BRADENTON — Manatee County School District Superintendent Rick Mills has dismissed the administrative complaint against Robert Gagnon after a criminal judge and administrative judge cleared the former school administrator of any wrongdoing in regard to the Roderick Frazier case.
Gagnon had been accused of failing to report Frazier’s inappropriate behavior to the proper authorities. “Based upon the criminal acquittal of Mr. Gagnon and this week’s decision by the Administrative Law Judge, I am dismissing the Administrative Complaint against Robert Gagnon,” Mills said in a statement released late Thursday evening. The district declined further comment.
Richard Reinhart, Gagnon’s lawyer, said Thursday night he is pleased the district acted so swiftly. “I’m very happy he has responded in that fashion,” Reinhart said.
The next issue, Reinhart said, will be securing Gagnon’s back pay and benefits, which have to be awarded by the Manatee County School Board.
Gagnon, a former assistant superintendent and former principal at Manatee High School, has been fighting to be reinstated since the school board approved a suspension without pay in October in connection with his handling of allegations about Frazier, a former Manatee High School assistant football coach.

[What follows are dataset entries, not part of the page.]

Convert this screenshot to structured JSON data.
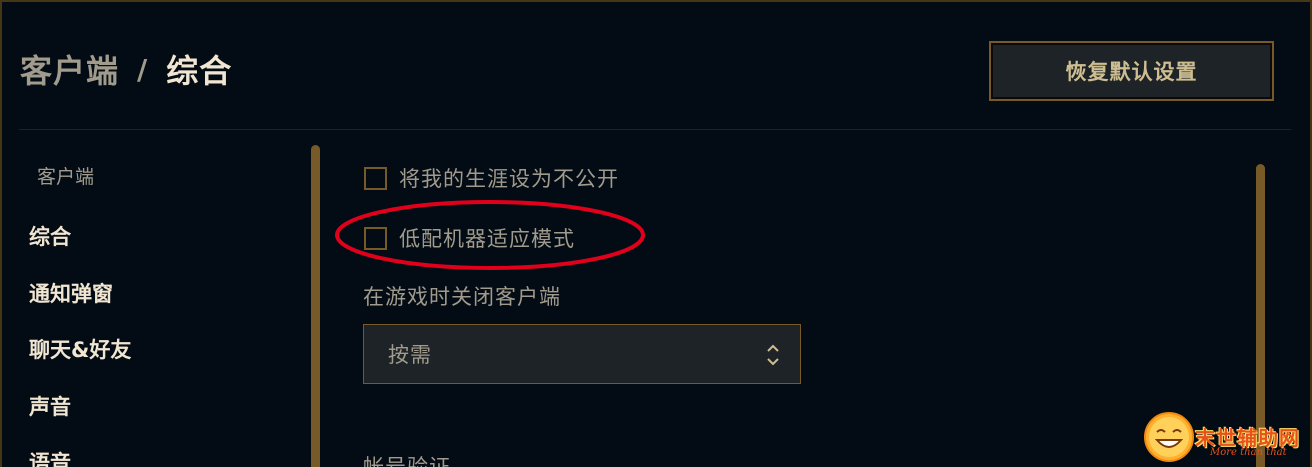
{
  "header": {
    "breadcrumb_parent": "客户端",
    "breadcrumb_separator": "/",
    "breadcrumb_current": "综合",
    "reset_button_label": "恢复默认设置"
  },
  "sidebar": {
    "section_title": "客户端",
    "items": [
      {
        "label": "综合"
      },
      {
        "label": "通知弹窗"
      },
      {
        "label": "聊天&好友"
      },
      {
        "label": "声音"
      },
      {
        "label": "语音"
      }
    ]
  },
  "settings": {
    "private_career_label": "将我的生涯设为不公开",
    "private_career_checked": false,
    "low_spec_label": "低配机器适应模式",
    "low_spec_checked": false,
    "close_client_label": "在游戏时关闭客户端",
    "close_client_value": "按需",
    "account_verify_label": "帐号验证"
  },
  "annotation": {
    "highlight_color": "#e0001b"
  },
  "watermark": {
    "title": "末世辅助网",
    "subtitle": "More than that"
  },
  "colors": {
    "gold": "#785a28",
    "background": "#010a13",
    "text_light": "#f0e6d2",
    "text_muted": "#a09b8c"
  }
}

The recommended order, filed Monday by administrative law judge Lynne Quimby-Pennock, states the school district failed to show sufficient evidence Gagnon violated any law, rule or school board policy.

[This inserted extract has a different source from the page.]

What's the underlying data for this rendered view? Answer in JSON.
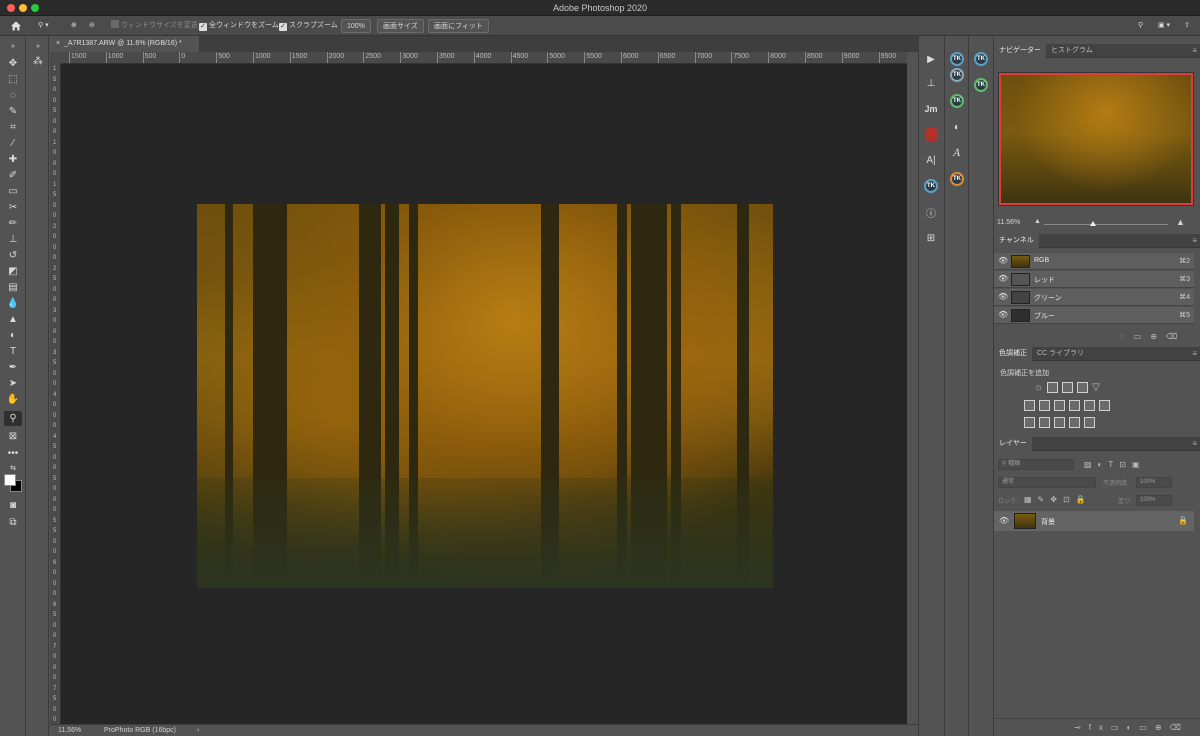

“There was no direct, non-hearsay evidence that Respondent knowingly failed to perform his duties as principal or assistant superintendent in the appropriate manner,” the recommended order reads.
The order recommended Gagnon, also a former principal at Manatee High School, should be reinstated and awarded full back pay.
The next step will be for the school board to vote on whether to award Gagnon back pay and benefits from the time of his suspension without pay to the end of his contract, Reinhart said. Given the dismissal of the complaint by Mills, Reinhart said Gagnon should be awarded the money from the board. “I can’t see a lawful way to do without it,” he said.
The agenda for the July 22 scheduled board meeting has not yet been created.
Gagnon’s contract was not renewed by the district this year, and he became unemployed as of Tuesday. At a press conference earlier in the week, Gagnon and his lawyer said Gagnon would be willing to entertain the possibility of returning to work for the school district, even though his most recent position within the school district no longer exists. The Gagnon family plans to stay in Manatee County, and Gagnon has said he plans to continue to work with children in some capacity. Reinhart said the superintendent’s swift decision may help open employment opportunities for Gagnon sooner rather than later.
Gagnon did not return a request for comment Thursday.
Reinhart had filed paperwork with the district to have school board members Julie Aranibar and Karen Carpenter recuse themselves from voting on the recommended order because of statements they’ve made to the public about Gagnon and his case. Since the complaint was dismissed by Mills before the recommended order was brought to the board, Reinhart said those filings are most likely irrelevant now.
Prior to the administrative judge’s recommended order, Gagnon was acquitted of criminal charges he failed to report allegations of child abuse by Frazier to the Florida Department of Children and Families. Suspended assistant principal Matthew Kane was also acquitted of identical charges.
Another suspended assistant principal, Gregg Faller, was convicted of a misdemeanor charge of not reporting child abuse and sentenced to one day of probation.
Kane and Faller are also trying to get their jobs back with the district. The recommended orders in those cases have not been issued.
Frazier, who resigned from the district, pleaded no contest to three misdemeanor counts of battery and three misdemeanor counts of interfering with school attendance. He was sentenced to three years probation, including six months house arrest.